17 Desa di Konawe Diabaikan Pemerintah, Ada apa?

  • Bagikan
Kepala Bidang Otonomi Daerah dan Konstitusi Projo Konawe, Abiding Slamet (foto: Mas Jaya / SULTRAKINI.COM)

SULTRAKINI.COM: KONAWE – Nasib 17 desa pemekaran baru di Konawe hingga kini belum jelas. Pemerintah seolah lepas tangan dengan tidak berupaya memberikan Alokasi Dana Desa (ADD) dan juga pengusulan Dana Desa (Dana Desa) untuk desa-desa tersebut.

Temuan itu diungkap Projo Konawe baru-baru ini. Kepala Bidang Otonomi Daerah dan Konstitusi Projo Konawe, Abiding Slamet mengatakan, pemekaran 17 desa tahun 2017 lalu itu teridentifikasi belum ada Peraturan Daerahnya (Perdanya). Baru sebatas persetujuan di DPRD. Padahal, desa-desa tersebut dikatakan telah defenitif.

Akibat proses pemekaran yang dianggap tidak prosedural itu, nasib 17 desa tersebut hingga kini tidak jelas. ADD dan DD yang semestinya dapat diterima oleh desa yang menyandang status defenitif itu, hingga kini masih nihil.
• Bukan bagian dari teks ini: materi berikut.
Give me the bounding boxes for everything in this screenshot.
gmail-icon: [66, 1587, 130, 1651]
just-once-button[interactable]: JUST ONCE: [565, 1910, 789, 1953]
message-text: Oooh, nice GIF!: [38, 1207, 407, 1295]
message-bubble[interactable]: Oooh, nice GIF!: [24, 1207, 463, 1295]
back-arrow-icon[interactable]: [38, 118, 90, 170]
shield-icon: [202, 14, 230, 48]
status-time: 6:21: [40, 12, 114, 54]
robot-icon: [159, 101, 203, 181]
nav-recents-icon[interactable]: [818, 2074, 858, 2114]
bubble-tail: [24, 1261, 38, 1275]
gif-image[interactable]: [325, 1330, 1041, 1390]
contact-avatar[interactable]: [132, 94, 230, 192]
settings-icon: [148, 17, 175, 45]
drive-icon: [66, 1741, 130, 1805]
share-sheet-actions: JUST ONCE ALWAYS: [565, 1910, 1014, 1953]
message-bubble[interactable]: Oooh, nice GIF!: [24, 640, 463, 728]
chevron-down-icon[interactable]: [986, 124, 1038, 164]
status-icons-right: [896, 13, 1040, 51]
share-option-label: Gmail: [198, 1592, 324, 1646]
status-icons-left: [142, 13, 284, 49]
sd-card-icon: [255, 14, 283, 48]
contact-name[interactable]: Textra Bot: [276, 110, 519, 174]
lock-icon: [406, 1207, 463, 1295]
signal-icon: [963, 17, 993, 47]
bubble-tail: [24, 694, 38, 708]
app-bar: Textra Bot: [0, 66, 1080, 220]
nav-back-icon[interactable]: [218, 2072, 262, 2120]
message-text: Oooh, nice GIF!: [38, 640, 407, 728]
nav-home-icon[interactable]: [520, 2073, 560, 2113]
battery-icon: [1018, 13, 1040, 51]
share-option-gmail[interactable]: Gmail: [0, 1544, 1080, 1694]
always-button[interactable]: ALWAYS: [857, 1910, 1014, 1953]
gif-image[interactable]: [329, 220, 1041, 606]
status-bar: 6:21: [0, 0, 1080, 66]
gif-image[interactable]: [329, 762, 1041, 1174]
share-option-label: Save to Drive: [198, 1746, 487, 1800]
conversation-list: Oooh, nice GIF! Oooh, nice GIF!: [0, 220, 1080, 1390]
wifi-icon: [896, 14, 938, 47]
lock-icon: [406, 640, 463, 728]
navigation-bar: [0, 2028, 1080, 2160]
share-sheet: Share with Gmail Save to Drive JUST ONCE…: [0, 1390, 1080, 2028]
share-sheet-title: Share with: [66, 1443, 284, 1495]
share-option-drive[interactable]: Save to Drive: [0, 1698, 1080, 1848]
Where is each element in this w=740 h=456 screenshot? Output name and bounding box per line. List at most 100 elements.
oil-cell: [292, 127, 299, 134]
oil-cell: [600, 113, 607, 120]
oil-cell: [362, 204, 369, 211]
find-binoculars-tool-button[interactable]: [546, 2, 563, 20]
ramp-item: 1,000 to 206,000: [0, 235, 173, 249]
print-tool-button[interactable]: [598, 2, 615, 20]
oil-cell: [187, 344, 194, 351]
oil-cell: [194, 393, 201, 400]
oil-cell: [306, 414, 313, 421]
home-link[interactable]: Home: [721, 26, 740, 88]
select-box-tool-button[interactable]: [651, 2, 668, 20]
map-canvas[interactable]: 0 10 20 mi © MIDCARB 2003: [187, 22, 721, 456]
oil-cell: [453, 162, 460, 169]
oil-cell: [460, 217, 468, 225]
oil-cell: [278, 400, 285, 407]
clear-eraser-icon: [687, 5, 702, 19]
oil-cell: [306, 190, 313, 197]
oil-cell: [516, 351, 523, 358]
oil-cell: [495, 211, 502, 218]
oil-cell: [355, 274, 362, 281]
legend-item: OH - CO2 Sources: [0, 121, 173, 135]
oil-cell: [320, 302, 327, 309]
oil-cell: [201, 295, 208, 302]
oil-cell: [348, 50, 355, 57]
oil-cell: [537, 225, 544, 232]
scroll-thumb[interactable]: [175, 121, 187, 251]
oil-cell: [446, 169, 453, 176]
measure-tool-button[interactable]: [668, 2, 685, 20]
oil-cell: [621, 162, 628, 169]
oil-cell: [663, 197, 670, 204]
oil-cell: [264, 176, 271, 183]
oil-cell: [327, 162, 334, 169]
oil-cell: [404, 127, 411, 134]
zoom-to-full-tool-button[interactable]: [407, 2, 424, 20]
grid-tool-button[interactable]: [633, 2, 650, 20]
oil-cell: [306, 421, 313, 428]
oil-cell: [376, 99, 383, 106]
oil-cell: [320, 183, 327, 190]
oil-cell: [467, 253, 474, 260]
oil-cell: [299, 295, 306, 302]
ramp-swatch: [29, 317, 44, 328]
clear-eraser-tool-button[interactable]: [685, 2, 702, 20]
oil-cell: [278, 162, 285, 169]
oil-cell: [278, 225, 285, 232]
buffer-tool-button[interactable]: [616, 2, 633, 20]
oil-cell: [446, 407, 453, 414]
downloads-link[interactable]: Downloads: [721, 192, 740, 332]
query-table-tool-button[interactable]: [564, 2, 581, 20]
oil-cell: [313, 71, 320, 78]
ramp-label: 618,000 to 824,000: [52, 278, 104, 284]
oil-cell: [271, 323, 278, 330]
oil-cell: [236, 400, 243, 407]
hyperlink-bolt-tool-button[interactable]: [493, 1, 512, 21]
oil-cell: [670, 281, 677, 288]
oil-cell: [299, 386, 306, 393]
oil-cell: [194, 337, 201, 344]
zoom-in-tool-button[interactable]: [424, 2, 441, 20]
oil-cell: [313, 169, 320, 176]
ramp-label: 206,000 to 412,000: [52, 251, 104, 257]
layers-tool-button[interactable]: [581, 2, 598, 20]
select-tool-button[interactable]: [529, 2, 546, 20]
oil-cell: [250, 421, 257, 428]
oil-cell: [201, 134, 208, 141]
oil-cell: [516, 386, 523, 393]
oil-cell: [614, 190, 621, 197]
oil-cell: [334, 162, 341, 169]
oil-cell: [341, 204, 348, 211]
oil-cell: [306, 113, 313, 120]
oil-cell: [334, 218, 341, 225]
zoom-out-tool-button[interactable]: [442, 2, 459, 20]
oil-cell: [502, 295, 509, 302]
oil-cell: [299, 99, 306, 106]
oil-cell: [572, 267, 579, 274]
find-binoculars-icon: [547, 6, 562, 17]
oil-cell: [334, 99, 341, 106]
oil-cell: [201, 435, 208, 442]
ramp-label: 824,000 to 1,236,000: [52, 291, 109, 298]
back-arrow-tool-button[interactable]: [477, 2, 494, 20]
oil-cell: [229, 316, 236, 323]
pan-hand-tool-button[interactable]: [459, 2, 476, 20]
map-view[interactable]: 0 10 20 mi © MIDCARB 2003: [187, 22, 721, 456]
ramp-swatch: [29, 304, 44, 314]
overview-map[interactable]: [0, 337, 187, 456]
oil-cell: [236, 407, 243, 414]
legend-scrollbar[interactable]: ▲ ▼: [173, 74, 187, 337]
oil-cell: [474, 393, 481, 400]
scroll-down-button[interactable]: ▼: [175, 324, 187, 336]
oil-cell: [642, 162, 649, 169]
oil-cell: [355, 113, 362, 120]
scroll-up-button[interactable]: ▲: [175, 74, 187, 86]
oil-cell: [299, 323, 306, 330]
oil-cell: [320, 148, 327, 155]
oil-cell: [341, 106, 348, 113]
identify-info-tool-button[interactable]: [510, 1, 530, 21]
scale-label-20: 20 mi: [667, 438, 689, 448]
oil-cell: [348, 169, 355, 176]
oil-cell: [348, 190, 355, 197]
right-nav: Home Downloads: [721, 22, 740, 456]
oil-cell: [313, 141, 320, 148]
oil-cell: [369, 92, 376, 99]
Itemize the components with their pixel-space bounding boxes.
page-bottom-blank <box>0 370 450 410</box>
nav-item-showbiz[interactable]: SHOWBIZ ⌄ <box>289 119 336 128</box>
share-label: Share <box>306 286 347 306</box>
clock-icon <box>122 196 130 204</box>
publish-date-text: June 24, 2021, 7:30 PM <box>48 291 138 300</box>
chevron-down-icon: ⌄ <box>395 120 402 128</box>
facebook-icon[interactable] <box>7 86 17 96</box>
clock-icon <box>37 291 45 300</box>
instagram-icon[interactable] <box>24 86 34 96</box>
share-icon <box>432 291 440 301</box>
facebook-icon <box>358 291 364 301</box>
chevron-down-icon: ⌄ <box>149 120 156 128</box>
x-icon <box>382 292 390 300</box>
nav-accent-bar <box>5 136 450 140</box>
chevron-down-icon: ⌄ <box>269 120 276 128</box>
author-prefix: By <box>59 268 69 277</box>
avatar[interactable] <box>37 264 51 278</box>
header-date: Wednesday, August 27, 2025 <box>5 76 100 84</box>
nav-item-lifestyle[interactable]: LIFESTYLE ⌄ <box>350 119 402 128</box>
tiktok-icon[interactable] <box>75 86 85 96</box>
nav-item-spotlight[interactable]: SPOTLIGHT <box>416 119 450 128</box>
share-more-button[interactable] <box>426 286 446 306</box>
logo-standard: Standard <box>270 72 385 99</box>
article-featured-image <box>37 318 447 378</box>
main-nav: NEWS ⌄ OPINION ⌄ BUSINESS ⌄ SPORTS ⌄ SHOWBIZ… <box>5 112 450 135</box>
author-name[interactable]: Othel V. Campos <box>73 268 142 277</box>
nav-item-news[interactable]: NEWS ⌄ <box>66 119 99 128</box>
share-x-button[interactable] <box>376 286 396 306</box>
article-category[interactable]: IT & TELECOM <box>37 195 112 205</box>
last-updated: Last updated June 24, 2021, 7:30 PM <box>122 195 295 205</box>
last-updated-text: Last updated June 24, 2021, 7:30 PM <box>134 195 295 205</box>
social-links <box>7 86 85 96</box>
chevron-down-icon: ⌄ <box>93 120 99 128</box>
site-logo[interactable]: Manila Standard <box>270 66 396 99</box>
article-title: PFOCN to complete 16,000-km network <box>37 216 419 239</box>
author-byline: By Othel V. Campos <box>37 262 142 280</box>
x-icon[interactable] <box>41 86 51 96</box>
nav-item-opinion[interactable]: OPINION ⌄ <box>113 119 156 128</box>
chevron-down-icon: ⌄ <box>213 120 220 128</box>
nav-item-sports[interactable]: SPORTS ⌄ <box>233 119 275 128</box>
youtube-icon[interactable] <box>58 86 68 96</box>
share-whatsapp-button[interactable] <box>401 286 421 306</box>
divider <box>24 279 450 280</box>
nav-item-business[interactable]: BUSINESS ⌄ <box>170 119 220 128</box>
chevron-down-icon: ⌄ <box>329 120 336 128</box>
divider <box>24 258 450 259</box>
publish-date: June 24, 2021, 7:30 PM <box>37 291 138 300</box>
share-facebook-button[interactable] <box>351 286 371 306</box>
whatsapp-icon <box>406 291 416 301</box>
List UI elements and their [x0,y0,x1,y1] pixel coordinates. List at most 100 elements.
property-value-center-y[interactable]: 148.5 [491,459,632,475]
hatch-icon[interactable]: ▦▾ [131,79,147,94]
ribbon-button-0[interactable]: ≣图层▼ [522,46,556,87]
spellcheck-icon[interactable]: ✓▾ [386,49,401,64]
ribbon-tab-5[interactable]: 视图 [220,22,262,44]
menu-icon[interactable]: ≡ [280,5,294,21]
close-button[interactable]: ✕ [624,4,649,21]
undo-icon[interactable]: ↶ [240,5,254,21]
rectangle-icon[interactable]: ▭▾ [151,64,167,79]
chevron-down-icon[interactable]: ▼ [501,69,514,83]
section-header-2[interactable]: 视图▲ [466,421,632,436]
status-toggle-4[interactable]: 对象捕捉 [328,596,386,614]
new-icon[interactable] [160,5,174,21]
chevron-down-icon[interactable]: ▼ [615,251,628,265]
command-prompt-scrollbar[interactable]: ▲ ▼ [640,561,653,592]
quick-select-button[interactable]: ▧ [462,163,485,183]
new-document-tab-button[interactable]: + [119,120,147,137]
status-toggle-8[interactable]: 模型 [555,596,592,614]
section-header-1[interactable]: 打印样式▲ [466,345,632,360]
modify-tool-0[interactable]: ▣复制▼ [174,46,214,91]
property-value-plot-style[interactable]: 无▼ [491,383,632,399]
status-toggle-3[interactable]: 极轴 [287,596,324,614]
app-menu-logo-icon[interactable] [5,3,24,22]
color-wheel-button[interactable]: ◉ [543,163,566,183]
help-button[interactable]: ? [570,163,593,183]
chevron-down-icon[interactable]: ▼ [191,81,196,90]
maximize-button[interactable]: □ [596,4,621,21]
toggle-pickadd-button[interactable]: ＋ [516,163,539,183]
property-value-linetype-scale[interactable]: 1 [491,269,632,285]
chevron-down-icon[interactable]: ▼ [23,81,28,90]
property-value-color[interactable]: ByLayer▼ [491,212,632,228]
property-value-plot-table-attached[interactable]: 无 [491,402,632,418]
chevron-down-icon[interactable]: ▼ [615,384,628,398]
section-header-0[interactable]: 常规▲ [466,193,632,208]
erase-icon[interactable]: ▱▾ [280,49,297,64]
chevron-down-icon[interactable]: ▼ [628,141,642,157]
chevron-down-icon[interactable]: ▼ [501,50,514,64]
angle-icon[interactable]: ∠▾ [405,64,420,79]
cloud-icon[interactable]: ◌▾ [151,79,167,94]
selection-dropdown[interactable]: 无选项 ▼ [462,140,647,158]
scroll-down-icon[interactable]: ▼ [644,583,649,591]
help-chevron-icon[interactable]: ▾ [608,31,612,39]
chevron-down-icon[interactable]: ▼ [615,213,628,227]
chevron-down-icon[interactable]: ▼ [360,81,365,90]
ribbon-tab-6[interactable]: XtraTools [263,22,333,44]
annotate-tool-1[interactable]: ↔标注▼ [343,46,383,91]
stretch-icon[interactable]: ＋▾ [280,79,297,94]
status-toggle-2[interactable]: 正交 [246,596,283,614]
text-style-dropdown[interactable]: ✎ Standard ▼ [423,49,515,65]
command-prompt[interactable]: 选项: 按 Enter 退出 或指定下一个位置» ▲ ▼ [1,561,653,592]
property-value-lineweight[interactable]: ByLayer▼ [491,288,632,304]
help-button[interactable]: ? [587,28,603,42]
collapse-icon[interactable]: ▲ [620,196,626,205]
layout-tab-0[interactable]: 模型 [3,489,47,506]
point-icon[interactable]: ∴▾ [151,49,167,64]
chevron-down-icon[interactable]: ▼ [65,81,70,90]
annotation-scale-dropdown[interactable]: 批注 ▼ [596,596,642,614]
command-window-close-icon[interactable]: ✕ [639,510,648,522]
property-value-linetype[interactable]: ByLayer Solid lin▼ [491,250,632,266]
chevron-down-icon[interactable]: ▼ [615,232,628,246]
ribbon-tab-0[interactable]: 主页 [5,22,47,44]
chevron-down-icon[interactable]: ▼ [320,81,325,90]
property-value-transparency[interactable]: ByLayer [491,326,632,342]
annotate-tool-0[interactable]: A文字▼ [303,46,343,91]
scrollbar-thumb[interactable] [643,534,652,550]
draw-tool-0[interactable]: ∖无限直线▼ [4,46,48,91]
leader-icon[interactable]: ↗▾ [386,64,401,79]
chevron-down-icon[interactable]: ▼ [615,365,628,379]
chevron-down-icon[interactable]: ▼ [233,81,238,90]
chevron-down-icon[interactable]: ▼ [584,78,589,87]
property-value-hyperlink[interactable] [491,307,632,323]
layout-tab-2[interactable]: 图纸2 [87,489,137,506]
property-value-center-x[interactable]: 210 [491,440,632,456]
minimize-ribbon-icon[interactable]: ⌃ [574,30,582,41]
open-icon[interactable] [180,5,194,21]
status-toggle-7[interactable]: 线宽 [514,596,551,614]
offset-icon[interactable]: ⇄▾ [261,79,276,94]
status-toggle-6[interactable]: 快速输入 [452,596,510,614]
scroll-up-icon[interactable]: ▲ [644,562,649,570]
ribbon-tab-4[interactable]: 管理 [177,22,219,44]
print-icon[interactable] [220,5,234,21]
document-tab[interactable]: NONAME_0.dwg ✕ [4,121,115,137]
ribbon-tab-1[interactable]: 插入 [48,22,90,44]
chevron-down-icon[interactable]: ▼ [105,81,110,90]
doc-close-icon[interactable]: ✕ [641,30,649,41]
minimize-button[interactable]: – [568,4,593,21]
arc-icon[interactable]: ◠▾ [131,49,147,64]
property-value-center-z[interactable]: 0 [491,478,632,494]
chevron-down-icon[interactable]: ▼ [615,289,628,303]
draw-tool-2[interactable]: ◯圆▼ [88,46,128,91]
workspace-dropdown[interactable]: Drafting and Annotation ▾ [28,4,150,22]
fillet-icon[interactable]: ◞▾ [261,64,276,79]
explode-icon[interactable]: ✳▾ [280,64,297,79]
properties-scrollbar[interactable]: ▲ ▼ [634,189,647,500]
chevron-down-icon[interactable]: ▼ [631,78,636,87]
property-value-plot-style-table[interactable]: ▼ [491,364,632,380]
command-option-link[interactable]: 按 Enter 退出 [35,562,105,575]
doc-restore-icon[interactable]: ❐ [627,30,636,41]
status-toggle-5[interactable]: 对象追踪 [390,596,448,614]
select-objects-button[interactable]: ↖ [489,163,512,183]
“Desa-desa yang sudah dimekarkan namun hingga kini belum diperhatikan pemerintah itu antara lain, Desa Laloato dan Desa Tonganggura di Kecamatan Anggotoa. Dan Desa Watumolomba di Kecamatan Besulutu,” jelasnya.

Lebih jauh Abiding merinci, 17 desa tersebut tersebar di Kecamatan Anggotoa sebanyak 8 desa, Soropia 3 desa, Latoma 2 desa, serta Kecamatan Sampara dan Besulutu masing-masing 1 desa.

Abiding menilai, pemekaran desa-desa tersebut dari awal sudah tidak sesuai aturan. Dari jumlah penduduk misalnya, tidak ada yang memenuhi kriteria pemerakan desa baru. Aturannya, setiap desa baru yang mekar harus memiliki minimal 400 kepala keluarga atau 2000 jiwa.

“Sementara yang terjadi di lapangan, desa-desa ini memiliki jumlah KK (kepala keluarga, red) di bawah seratus. Bahkan ada yang hanya 27 KK saja. Ini kan dari awal sudah salah,” terang Abiding.

Semestinya lanjut Abiding, proses pemekaran desa itu melalui berbagai tahap. Pertama harus ada rapat ditingkat desa terlebih dahulu. Lalu, hasilnya dibawa ke kecamatan untuk dikaji. Selanjutnya, akan ditelaah di Dinas Pemberdayaan Masyarakat Desa (DPMD).

“Kemudian dibentuk tim pemekaran desa persiapan. Setelah itu dibuatkan Perda persiapannya. Kalau dilihat sudah layak, maka dibentuklah tim lintas sektoral untuk mengurus masalah pemekaran. Ini kami lihat ada prosedur yang diabaikan. Akibatnya seperti ini. Menjadi desa yang terbaikan,” terangnya lagi.

Abiding menegaskan, jika pemerintah tidak memperhatikan desa baru tersebut, sebaiknya dikembalikan di desa induknya saja. Agar desa-desa tersebut bisa menerima manfaat ADD dan DD.

“Kalau dibiarkan menggantung, dikembalikan saja ke desa induk. Dari awal memang tidak layak dimekarkan,” tandasnya.